クロネコヤマトではなく、エロネコヤマト――。宅急便のクロネコヤマト(ヤマト運輸)のロゴやデザインを模したパロディグッズがネットで話題になっている。

誰もが知る有名ロゴをもじり、笑いを誘うパロディグッズは、街中や通販で売られている。このような商品はそもそも問題ないのか。知的財産権にくわしい齋藤理央弁護士に聞いた。

●パロディ=常に「商標権侵害」となるわけではない
ーーパロディTシャツをはじめ、パロディグッズには、どのような法的問題があるのでしょうか。

パロディグッズでまず問題となるのは、商標権侵害の有無です。パロディグッズをめぐっては、商標権侵害などを争点とする裁判例がいくつか存在します。

記憶に新しい裁判例は、フランクミュラーのパロディ時計の商標「フランク三浦」について特許庁で無効と判断されたのに対して、知財高裁が商標を有効と判断し、逆転勝訴とした事件です。

このケースは、いくらなんでも「フランクミュラー」と「フランク三浦」を同じ営業主の商品と勘違いする人はいないだろう、という裁判所の判断のもと、パロディ側の勝訴となりました。

このようにパロディだから常に商標権侵害となるわけではなく、消費者(需要者)が営業主を勘違いするおそれがあるかどうかが問題となります。そして、勘違いのおそれがないのであれば、商標権侵害は通常生じません。

ーーたとえばクロネコヤマトのロゴやロゴに付されたエンブレムもパロディに利用する場合は、どうなりますか。

このような場合、著作権法も問題になるケースがあります。

丸や四角を組み合わせたシンプルなエンブレムなどであれば、著作権法は通常問題となりません。一方、たとえばクロネコヤマトのマークは、猫のイラストがシンボルマークになっています。このように動物などのイラストをエンブレムなどにしている場合、著作権法の保護が及ぶ可能性があります。

参考になる裁判例としては、ハードオフのロゴや、ピクトグラムの共通性を有する部分について著作物性が判断された事例があります。このケースでは、Tシャツなどのシンプルな描写(の共通する部分)について著作物性が否定されています。

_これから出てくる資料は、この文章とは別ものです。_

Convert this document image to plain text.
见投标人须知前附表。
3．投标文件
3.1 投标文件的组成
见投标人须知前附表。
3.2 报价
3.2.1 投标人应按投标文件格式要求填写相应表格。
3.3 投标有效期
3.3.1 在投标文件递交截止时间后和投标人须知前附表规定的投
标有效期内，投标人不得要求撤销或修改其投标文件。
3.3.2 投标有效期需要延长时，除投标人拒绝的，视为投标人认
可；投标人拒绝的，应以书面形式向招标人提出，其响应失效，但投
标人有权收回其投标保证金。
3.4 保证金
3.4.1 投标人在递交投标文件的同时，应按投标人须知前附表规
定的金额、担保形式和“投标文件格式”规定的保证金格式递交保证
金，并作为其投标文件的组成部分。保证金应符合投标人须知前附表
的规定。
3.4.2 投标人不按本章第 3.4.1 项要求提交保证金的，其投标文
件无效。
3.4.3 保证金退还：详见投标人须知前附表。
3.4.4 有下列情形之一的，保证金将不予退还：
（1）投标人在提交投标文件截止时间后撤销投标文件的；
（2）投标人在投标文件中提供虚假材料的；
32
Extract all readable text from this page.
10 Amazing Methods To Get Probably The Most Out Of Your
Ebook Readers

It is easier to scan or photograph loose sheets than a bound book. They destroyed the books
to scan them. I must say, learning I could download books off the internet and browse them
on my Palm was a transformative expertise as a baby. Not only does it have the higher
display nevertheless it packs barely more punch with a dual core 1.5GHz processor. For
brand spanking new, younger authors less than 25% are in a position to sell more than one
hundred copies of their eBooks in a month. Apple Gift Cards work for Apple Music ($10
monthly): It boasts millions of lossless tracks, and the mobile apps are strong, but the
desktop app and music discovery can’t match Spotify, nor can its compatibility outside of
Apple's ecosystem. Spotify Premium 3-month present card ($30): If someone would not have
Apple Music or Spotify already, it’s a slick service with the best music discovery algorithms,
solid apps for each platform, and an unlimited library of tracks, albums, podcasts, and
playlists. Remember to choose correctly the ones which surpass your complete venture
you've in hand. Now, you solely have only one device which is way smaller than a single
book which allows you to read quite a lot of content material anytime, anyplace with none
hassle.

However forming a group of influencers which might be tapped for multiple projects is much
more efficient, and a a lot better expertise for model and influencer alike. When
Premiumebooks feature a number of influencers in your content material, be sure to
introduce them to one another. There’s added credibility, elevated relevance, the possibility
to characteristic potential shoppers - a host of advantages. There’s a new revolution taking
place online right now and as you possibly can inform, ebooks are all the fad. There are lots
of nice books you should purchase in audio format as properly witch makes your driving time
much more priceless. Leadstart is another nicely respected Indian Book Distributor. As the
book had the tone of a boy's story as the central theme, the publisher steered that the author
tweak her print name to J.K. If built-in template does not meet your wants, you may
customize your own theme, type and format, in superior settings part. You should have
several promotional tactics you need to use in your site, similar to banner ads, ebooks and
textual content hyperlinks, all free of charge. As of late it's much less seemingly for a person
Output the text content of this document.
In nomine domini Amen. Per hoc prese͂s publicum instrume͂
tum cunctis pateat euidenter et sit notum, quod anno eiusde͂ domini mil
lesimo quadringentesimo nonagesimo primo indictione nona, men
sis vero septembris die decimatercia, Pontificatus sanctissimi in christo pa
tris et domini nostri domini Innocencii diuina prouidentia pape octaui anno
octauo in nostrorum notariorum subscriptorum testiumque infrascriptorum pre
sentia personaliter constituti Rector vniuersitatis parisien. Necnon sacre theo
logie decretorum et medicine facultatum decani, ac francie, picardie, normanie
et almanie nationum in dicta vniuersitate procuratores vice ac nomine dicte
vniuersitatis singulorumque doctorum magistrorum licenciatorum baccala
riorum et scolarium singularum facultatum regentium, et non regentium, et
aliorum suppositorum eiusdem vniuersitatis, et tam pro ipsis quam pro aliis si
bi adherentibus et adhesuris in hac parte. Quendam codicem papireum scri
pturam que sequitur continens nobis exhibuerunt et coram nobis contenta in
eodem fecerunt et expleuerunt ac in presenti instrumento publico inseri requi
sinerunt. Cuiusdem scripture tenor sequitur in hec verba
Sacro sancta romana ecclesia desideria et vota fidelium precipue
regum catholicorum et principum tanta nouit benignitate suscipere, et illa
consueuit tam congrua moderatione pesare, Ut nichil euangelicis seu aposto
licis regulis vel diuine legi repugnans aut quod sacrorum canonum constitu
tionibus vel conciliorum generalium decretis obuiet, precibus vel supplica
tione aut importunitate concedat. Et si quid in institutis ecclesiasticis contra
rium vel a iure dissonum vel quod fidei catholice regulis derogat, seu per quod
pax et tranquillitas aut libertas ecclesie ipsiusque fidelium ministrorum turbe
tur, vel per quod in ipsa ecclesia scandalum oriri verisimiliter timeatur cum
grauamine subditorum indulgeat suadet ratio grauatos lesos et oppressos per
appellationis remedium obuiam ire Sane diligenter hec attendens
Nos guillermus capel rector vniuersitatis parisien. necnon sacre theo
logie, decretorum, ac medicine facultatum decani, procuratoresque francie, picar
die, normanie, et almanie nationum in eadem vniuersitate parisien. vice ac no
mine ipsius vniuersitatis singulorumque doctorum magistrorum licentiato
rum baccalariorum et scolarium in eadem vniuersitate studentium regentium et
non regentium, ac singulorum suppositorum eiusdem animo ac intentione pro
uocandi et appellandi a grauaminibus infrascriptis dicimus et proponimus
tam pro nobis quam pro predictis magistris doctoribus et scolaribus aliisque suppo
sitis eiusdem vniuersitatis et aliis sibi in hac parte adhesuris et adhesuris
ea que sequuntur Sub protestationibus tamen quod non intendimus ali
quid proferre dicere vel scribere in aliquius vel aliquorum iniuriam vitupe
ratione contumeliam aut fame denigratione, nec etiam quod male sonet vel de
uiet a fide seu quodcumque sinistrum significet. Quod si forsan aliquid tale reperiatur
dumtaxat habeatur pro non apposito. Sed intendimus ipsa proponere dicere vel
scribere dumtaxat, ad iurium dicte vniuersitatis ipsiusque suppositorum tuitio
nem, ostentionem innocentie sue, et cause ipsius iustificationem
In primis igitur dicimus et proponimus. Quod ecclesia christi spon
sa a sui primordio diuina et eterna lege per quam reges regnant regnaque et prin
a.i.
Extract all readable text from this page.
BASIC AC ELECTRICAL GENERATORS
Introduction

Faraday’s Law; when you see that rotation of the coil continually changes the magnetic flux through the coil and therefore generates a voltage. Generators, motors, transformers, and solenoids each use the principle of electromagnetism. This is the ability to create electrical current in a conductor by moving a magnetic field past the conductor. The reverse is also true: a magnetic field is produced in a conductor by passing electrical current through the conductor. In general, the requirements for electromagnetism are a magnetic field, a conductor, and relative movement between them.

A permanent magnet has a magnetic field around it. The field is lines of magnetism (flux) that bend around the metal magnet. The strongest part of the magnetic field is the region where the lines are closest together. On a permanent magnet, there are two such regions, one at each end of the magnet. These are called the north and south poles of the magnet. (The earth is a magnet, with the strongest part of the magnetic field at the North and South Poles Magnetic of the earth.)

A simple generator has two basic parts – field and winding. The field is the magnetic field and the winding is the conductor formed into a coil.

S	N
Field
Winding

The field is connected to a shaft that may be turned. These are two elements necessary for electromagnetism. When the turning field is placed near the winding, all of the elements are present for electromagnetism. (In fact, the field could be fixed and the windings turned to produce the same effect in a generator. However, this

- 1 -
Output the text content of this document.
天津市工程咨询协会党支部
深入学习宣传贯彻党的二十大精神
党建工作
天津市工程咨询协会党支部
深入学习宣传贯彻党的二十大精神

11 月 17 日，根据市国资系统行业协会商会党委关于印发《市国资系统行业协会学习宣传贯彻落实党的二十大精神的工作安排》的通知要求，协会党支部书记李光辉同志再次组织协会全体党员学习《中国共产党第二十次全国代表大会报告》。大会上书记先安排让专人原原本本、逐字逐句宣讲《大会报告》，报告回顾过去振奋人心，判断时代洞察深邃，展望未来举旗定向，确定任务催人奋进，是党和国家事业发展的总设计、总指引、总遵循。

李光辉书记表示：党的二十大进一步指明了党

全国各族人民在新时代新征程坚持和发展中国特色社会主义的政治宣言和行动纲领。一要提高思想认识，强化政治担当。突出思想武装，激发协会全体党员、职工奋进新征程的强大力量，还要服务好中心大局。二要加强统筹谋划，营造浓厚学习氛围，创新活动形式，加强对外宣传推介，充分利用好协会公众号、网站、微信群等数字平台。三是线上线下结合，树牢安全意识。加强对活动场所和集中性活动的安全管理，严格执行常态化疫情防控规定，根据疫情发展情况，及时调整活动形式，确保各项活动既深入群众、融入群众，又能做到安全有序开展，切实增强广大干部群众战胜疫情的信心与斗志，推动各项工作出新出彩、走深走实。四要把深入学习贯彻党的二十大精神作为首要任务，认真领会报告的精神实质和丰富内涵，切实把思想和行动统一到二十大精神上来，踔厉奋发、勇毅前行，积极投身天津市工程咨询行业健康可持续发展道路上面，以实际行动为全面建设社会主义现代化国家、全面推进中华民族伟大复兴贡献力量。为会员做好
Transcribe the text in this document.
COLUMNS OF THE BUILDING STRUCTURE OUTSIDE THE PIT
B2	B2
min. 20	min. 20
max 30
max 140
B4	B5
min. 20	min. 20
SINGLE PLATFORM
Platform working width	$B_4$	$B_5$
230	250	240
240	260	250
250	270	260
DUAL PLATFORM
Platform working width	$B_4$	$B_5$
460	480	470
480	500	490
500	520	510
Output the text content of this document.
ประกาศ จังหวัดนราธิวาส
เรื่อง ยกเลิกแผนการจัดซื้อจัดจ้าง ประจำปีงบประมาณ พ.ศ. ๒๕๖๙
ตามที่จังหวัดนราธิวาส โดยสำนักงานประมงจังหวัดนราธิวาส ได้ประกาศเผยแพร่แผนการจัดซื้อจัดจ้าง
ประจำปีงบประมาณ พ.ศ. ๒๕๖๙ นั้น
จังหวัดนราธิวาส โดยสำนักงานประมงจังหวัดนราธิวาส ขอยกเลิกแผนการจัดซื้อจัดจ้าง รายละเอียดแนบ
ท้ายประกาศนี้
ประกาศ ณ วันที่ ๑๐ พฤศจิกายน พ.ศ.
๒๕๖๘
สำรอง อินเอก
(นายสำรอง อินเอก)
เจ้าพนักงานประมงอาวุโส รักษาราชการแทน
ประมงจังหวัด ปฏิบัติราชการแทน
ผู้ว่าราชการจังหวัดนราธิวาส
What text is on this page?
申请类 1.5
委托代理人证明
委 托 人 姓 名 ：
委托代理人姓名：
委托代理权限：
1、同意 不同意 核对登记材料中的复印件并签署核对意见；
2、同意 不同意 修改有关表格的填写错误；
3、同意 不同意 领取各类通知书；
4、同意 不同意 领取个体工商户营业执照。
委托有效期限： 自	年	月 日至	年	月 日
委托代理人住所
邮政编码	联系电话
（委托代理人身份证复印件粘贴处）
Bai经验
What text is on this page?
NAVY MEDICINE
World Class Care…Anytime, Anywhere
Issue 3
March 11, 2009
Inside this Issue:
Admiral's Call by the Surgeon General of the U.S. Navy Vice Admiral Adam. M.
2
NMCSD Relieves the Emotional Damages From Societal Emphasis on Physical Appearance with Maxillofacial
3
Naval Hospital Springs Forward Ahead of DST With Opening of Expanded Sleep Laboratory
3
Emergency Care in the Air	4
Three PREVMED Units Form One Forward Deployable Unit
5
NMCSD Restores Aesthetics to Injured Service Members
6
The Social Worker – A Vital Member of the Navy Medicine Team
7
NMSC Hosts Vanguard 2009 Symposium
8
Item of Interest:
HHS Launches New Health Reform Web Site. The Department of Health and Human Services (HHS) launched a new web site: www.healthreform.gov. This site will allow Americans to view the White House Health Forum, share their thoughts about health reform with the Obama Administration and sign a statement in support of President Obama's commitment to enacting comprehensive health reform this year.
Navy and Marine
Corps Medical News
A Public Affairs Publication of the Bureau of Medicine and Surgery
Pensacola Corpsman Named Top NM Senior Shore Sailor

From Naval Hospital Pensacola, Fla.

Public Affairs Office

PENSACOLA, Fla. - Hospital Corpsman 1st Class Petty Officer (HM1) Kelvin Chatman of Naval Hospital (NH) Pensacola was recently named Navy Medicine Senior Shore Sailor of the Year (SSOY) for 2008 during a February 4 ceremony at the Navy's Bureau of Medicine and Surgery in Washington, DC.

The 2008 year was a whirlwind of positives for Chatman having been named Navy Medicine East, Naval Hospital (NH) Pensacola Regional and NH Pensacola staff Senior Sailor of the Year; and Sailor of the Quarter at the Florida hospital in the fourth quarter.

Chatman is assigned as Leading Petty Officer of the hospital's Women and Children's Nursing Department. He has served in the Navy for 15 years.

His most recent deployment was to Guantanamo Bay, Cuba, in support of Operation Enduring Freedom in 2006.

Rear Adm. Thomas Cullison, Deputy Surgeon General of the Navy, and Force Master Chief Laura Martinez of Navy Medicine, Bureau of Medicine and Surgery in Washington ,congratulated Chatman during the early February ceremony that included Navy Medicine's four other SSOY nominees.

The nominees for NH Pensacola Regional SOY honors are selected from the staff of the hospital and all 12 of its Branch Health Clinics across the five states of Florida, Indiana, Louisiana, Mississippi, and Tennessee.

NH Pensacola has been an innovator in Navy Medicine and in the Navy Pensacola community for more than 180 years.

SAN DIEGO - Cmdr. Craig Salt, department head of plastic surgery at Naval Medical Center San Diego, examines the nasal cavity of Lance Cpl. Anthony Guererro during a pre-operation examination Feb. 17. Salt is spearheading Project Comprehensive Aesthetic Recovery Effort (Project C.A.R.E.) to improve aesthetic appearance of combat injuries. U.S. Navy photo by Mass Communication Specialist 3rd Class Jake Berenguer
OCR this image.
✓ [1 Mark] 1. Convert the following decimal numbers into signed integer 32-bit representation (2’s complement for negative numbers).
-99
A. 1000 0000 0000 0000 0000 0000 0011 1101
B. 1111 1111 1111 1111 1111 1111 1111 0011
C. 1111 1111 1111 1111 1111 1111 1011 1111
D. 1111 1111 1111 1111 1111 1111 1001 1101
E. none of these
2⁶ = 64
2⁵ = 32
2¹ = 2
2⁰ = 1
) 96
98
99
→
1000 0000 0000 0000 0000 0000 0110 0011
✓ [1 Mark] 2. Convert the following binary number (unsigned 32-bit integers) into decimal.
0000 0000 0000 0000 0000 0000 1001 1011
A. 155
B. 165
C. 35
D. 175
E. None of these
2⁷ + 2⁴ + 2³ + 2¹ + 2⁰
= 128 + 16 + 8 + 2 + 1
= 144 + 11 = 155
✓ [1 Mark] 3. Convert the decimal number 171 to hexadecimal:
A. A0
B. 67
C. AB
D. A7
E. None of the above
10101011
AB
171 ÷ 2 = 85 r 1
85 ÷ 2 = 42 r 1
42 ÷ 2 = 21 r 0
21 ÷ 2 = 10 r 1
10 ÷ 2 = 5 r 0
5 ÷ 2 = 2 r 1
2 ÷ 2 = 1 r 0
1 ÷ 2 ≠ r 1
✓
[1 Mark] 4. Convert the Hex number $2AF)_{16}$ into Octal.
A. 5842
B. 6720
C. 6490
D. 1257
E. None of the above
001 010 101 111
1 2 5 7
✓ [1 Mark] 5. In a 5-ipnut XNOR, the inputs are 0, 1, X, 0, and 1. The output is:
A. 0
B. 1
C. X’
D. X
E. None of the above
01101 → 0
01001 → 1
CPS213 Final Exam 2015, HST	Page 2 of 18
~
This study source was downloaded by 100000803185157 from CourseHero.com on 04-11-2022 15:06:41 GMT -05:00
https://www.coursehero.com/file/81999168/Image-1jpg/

ロゴやエンブレムなどについて、著作物性が肯定される場合は、著作権侵害の可能性も出てきます。そして、日本の著作権法はパロディを適法化する規定がなく、パロディに厳しい法律になっています。

著作権の保護対象となるロゴやエンブレムなどについて、パロディに利用した場合、日本では違法となる可能性が高いので注意が必要です。

●日本はパロディに不寛容な一面も
ーー2016年には、パロディTシャツを販売していた店舗が摘発されたことが報じられました。しかし、今も街中や通販で気軽に買うことが可能となっています。なぜ、摘発される店、されない店があるのでしょうか。

複数の要因が関係していると思います。影響が大きいのは、パロディの悪質性や商業としての規模、そして権利者の意向などです。

特に影響が大きいのは、権利者の意向ではないでしょうか。つまり、権利者がパロディ商品を半ば慣習的に放任していることが、摘発に至らない最大の理由というケースも多いのではないかと思います。また、販売の規模が大きかったり、悪質性が高い場合は、権利者も放置できなくなる可能性も高まります。